La familia de Karpov era pobre como tantos millones de otras familias de trabajadores de la postguerra, su padre era capataz de una factoría. Tolia aprendió a jugar al ajedrez a los cuatro años, viendo jugar a su padre, quien le enseñó las reglas. Pero a diferencia de los padres de Capablanca o Reshesky, el padre no perdió sus primeras partidas ante su hijo, sino que las ganaba todas, sin excepción. “Estaba a punto de llorar”, recuerda Karpov, “y lo hubiera hecho, de no ser por las palabras de mi padre: ‘Alguien tiene que perder, y si te pones a llorar, nunca más volveré a jugar contigo’.”
Las duras palabras de su padre, por otra parte propias de la escuela soviética, parece que surtieron su efecto y el joven chico de cuatro años siguió aprendiendo y evolucionando hasta que a los siete años se inscribió en la sección de ajedrez del club deportivo de la factoría metalúrgica.

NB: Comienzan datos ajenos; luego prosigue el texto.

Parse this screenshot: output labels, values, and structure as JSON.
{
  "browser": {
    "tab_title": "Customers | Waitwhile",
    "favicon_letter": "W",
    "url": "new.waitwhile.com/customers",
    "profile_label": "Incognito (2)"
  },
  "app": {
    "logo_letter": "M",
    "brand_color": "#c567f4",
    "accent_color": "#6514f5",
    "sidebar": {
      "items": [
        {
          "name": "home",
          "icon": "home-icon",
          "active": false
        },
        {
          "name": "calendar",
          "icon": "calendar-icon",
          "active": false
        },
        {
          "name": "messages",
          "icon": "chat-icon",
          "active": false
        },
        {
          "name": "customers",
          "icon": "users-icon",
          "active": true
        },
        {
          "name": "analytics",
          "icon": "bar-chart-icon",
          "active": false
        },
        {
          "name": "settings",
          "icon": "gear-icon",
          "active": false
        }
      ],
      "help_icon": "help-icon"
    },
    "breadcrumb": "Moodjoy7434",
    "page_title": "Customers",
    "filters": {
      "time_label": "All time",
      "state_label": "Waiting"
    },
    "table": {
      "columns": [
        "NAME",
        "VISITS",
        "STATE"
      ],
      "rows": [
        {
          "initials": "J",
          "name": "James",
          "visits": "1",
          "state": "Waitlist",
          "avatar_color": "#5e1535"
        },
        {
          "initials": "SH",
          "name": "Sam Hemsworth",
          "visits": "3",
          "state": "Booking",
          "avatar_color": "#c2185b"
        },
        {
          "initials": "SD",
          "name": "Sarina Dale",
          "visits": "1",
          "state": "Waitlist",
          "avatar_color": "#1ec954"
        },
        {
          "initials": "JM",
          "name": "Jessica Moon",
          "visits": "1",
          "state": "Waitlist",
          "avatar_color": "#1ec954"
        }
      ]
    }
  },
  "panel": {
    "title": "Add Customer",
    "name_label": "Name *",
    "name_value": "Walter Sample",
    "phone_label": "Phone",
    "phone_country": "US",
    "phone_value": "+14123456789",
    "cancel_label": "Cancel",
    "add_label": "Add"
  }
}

En su adolescencia Karpov era un joven delgaducho y pálido que provocaba algunas dudas en los maestros soviéticos de la época. Furman recordaría más tarde: “Karpov había sido designado para jugar en el primer tablero juvenil del equipo. Era un joven delgado, de cara pálida y aspecto más bien flemático. También parecía que tuviese dificultades para mover las piezas. ¿Era un jugador así realmente capaz de grandes hazañas competitivas?” Gufeld llegó a exclamar al encontrarse por primera vez con Karpov “Este chico nunca será un gran maestro: es demasiado flaco”. Inicialmente incluso el gran Botvinnik, no se mostró especialmente impresionado con el juego del endeble chico de los Urales. Sobre este último Karpov recuerda: “Sus observaciones en cuanto a mi débil tratamiento de las aperturas surtieron efecto, pues comencé a leer literatura ajedrecística”.